I’ve been dreading reading words like these one day.  Yesterday, the writer of them was E, but it easily could have been someone else.   I’m confident he was dumbstruck primarily in reaction to my post “My Spleen is Gone, Replaced by Hope”, but there are a few other blog tidbits that I’m sure left him without words as well. 

 

At this blog, I write what I feel, refrain from editing my sentiments and don’t “hide” posts later in remorse.  It’s the good, bad and ugly of me.  I am harsh, honest, spiteful, boring and sometimes just terrible – towards others and myself.  I’ve written things that will upset my friends and family, make them feel uncomfortable and I’ve written about personal things they probably don’t want to know.

 

No one else in my circle has ever found this site – but I now know someone obviously can. 
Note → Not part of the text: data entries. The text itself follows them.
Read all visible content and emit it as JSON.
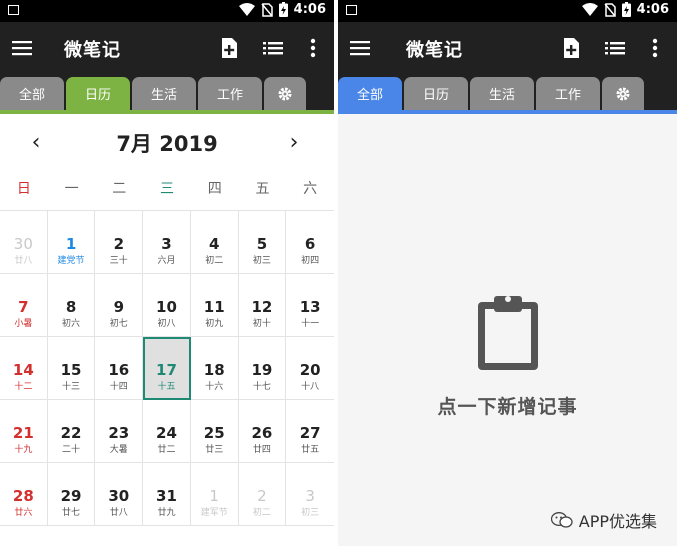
{
  "status": {
    "time": "4:06"
  },
  "app": {
    "title": "微笔记"
  },
  "tabs": [
    "全部",
    "日历",
    "生活",
    "工作"
  ],
  "colors": {
    "calendar_tab": "#7cb342",
    "all_tab": "#4a86e8",
    "today": "#1e8a74",
    "sunday": "#d32f2f",
    "holiday": "#1e88e5"
  },
  "calendar": {
    "month_title": "7月 2019",
    "prev": "‹",
    "next": "›",
    "weekdays": [
      "日",
      "一",
      "二",
      "三",
      "四",
      "五",
      "六"
    ],
    "days": [
      {
        "n": "30",
        "s": "廿八",
        "t": "other"
      },
      {
        "n": "1",
        "s": "建党节",
        "t": "holiday"
      },
      {
        "n": "2",
        "s": "三十",
        "t": ""
      },
      {
        "n": "3",
        "s": "六月",
        "t": ""
      },
      {
        "n": "4",
        "s": "初二",
        "t": ""
      },
      {
        "n": "5",
        "s": "初三",
        "t": ""
      },
      {
        "n": "6",
        "s": "初四",
        "t": ""
      },
      {
        "n": "7",
        "s": "小暑",
        "t": "sun"
      },
      {
        "n": "8",
        "s": "初六",
        "t": ""
      },
      {
        "n": "9",
        "s": "初七",
        "t": ""
      },
      {
        "n": "10",
        "s": "初八",
        "t": ""
      },
      {
        "n": "11",
        "s": "初九",
        "t": ""
      },
      {
        "n": "12",
        "s": "初十",
        "t": ""
      },
      {
        "n": "13",
        "s": "十一",
        "t": ""
      },
      {
        "n": "14",
        "s": "十二",
        "t": "sun"
      },
      {
        "n": "15",
        "s": "十三",
        "t": ""
      },
      {
        "n": "16",
        "s": "十四",
        "t": ""
      },
      {
        "n": "17",
        "s": "十五",
        "t": "selected"
      },
      {
        "n": "18",
        "s": "十六",
        "t": ""
      },
      {
        "n": "19",
        "s": "十七",
        "t": ""
      },
      {
        "n": "20",
        "s": "十八",
        "t": ""
      },
      {
        "n": "21",
        "s": "十九",
        "t": "sun"
      },
      {
        "n": "22",
        "s": "二十",
        "t": ""
      },
      {
        "n": "23",
        "s": "大暑",
        "t": ""
      },
      {
        "n": "24",
        "s": "廿二",
        "t": ""
      },
      {
        "n": "25",
        "s": "廿三",
        "t": ""
      },
      {
        "n": "26",
        "s": "廿四",
        "t": ""
      },
      {
        "n": "27",
        "s": "廿五",
        "t": ""
      },
      {
        "n": "28",
        "s": "廿六",
        "t": "sun"
      },
      {
        "n": "29",
        "s": "廿七",
        "t": ""
      },
      {
        "n": "30",
        "s": "廿八",
        "t": ""
      },
      {
        "n": "31",
        "s": "廿九",
        "t": ""
      },
      {
        "n": "1",
        "s": "建军节",
        "t": "other"
      },
      {
        "n": "2",
        "s": "初二",
        "t": "other"
      },
      {
        "n": "3",
        "s": "初三",
        "t": "other"
      }
    ]
  },
  "empty": {
    "message": "点一下新增记事"
  },
  "watermark": {
    "text": "APP优选集"
  }
}
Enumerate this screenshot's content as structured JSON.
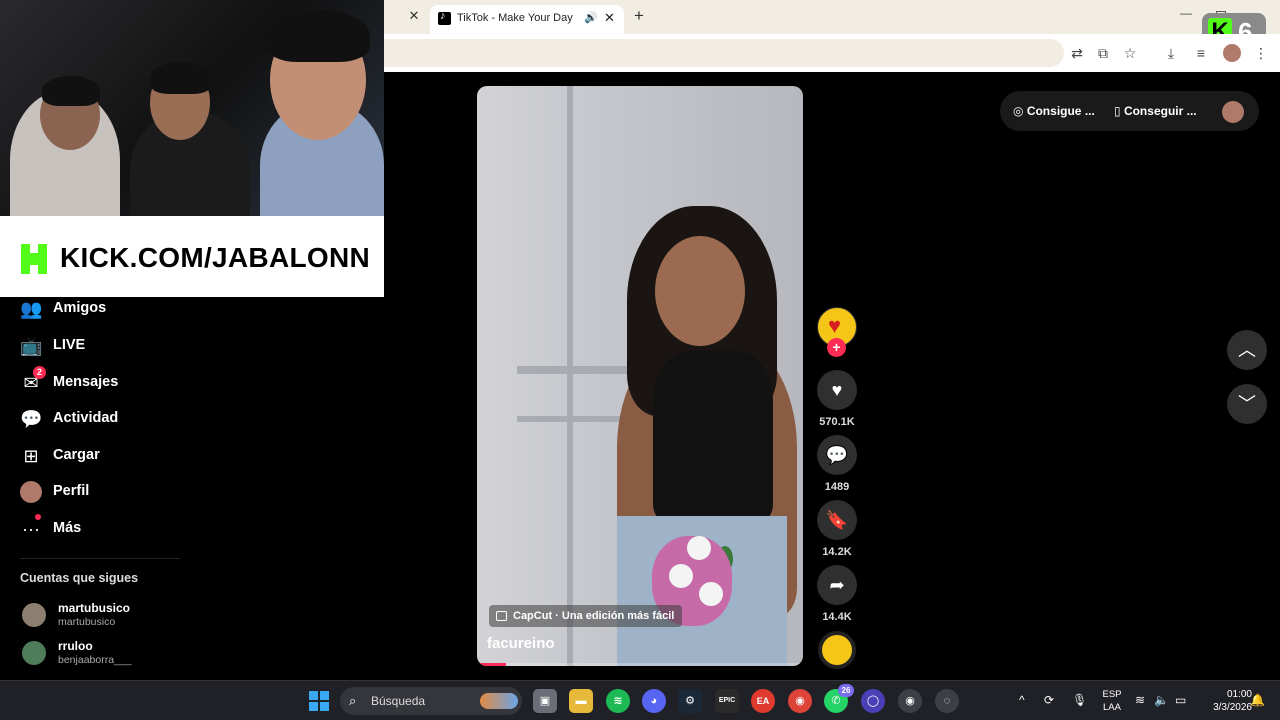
{
  "browser": {
    "tab_title": "TikTok - Make Your Day",
    "kick_badge_number": "6"
  },
  "stream_overlay": {
    "banner_text": "KICK.COM/JABALONN"
  },
  "sidebar": {
    "items": [
      {
        "label": "Amigos",
        "icon": "friends-icon"
      },
      {
        "label": "LIVE",
        "icon": "live-tv-icon"
      },
      {
        "label": "Mensajes",
        "icon": "messages-icon",
        "badge": "2"
      },
      {
        "label": "Actividad",
        "icon": "activity-icon"
      },
      {
        "label": "Cargar",
        "icon": "upload-plus-icon"
      },
      {
        "label": "Perfil",
        "icon": "avatar"
      },
      {
        "label": "Más",
        "icon": "more-dots-icon"
      }
    ],
    "following_heading": "Cuentas que sigues",
    "following": [
      {
        "name": "martubusico",
        "handle": "martubusico"
      },
      {
        "name": "rruloo",
        "handle": "benjaaborra___"
      }
    ]
  },
  "video": {
    "capcut_tag": "CapCut · Una edición más fácil",
    "author": "facureino",
    "progress_fraction": 0.09
  },
  "actions": {
    "likes": "570.1K",
    "comments": "1489",
    "saves": "14.2K",
    "shares": "14.4K"
  },
  "top_right": {
    "pill_1": "Consigue ...",
    "pill_2": "Conseguir ..."
  },
  "taskbar": {
    "search_placeholder": "Búsqueda",
    "whatsapp_badge": "26",
    "lang_1": "ESP",
    "lang_2": "LAA",
    "time": "01:00",
    "date": "3/3/2026"
  }
}
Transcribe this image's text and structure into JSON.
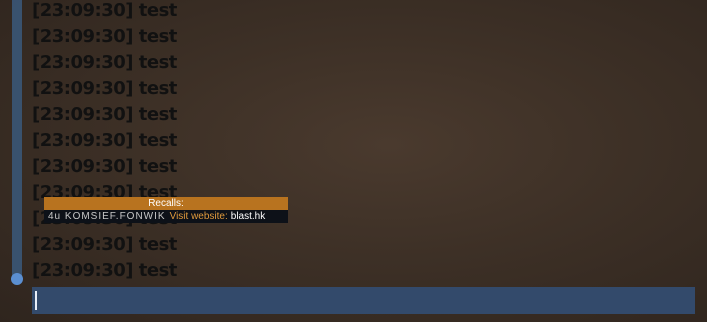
{
  "chat": {
    "lines": [
      "[23:09:30] test",
      "[23:09:30] test",
      "[23:09:30] test",
      "[23:09:30] test",
      "[23:09:30] test",
      "[23:09:30] test",
      "[23:09:30] test",
      "[23:09:30] test",
      "[23:09:30] test",
      "[23:09:30] test",
      "[23:09:30] test"
    ],
    "input_value": ""
  },
  "recalls": {
    "header": "Recalls:",
    "name_text": "4u KOMSIEF.FONWIK",
    "visit_label": "Visit website:",
    "url": "blast.hk"
  },
  "colors": {
    "scrollbar": "#3a5677",
    "input_bar": "#334a6b",
    "popup_header": "#b8731f",
    "popup_body": "#0d1118",
    "accent_text": "#e09a3c"
  }
}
If E had asked me about my thoughts regarding him, our past relationship or our recent reunion, I would have been honest (as in this blog), but with a much more delicate hand.  Since we have reconnected, he has been nothing less than a good friend with pure heart, a champion of my dreams and a kindred spirit. He has been my friendly ear and someone whose opinion I value. We are not the same as we were.  I’m sure my post stung, and he did not deserve that. 

 

Today, I am chastened – truly sorry for hurting him and afraid that he’d shut me out for my transgression. He has not.  He says that anger is not what he feels; still I sense something irreversible has transpired between us. We continue on as friends, but it’s somehow different – the same, yet not. 

 

I am also feeling exposed and splayed before him – more naked and vulnerable than I’ve felt from our most fervent liaison.  Allowing him to discover the recesses of my body pales when compared to his uncovering my mind’s hidden niches these many years later.

 

He has promised to visit this site no longer to allow me to continue writing unbridled.  Regardless, I have found my voice and I need to be able to stand behind it without fear of repercussion from my reader, whoever they might be.